Chapter One
He sat on the worn throw-rug in his room, watching a very determined spider inching its way up a thread of silk dangling from the corner of his ceiling.
Marcus Delaney felt his mind wandering again and he relished the feeling, absently weaving several strands of hemp cord together, forming a tight little braid.
Wonder what Mom's up to, he found himself thinking. His fingers abruptly stilled, and he felt his forehead wrinkle up. As if I didn't know. She's probably lying dazed on the couch, staring at the ceiling...

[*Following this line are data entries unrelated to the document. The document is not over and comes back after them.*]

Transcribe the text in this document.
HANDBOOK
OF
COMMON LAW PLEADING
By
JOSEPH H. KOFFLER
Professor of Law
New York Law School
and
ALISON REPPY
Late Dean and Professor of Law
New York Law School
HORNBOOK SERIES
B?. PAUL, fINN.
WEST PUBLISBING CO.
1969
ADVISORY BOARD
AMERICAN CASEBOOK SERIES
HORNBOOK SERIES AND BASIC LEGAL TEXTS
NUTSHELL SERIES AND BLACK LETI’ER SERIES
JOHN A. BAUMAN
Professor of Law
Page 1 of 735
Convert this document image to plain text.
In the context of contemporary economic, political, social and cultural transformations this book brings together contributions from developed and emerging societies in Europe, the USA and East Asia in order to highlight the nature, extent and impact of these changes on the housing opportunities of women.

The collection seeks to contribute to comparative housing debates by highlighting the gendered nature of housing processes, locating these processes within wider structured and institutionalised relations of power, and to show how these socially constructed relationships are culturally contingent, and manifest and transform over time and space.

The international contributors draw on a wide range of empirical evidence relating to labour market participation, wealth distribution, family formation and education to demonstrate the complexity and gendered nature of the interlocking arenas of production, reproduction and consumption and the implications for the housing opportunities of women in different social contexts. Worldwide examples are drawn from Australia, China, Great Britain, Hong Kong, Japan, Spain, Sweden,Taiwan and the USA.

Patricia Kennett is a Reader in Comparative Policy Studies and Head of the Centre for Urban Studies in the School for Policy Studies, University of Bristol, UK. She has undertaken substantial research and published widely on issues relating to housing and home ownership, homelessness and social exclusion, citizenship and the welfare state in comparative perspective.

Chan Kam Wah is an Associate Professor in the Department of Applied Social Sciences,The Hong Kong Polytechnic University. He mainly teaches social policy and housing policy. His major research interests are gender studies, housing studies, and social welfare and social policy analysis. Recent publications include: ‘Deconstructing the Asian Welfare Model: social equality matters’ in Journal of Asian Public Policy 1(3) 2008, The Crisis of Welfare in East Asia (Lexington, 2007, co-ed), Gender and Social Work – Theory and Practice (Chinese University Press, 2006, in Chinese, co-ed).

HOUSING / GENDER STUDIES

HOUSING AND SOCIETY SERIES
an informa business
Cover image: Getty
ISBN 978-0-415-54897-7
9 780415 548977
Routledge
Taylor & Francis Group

Helen Delaney had been in a depression ever since her divorce with her husband, James, two years ago. Marc had watched it happen, seen the dull sadness consuming his mother, taking the life of a once-spirited woman and turning her into a sad wretch. It had been no great surprise when he woke up one morning to Helen's half-whispered sob of, “Marky...Marky...I don't want to get out of bed...I-I don't even want to live anymore...”
Marc also remembered his dad well enough, and sometimes he wished he didn't. He wished he were like the younger kids who had watched their parents fall apart, because they were too little to remember, to hold any bitterness against their drunken fathers or stupid mothers.
He looked up from the hemp and glanced at his bed.
On the rare occasions when James would go overboard with his beer, Marc could remember sliding under that bed where he hid as his father called his name and stomped up the stairs. He would storm around Marc's room, then stumble back downstairs, ready to get into it again with his wife. He'd yell a little, cuss a little more, then pass out in the basement and be fine the next morning.
I am never going to drink and turn into a mad drunk like him, Marc promised himself for the hundredth time.
But really, James hadn't been that bad of a guy. He'd been great until his mother and father both died in quick succession. And when he lost a job that he'd held for years on top of it all, that's when he really turned to booze as his way out.
Helen had desperately tried to get James to quit, but he wouldn't or couldn't. The self-admitted disgust of what he was doing soon faded as Helen's pleading grew stronger and it turned instead into anger. The arguing and the fights became frequent and often.
Later, Marc found out that most of the new anger was caused by the guilt James bore from a new affair with a younger woman he used to know at his workplace. When Helen learned of her husband's lover, she immediately filed for the divorce and for custody of Marc. His older sister, Lisa was nineteen at the time, and she promptly gathered her things and moved out without a word.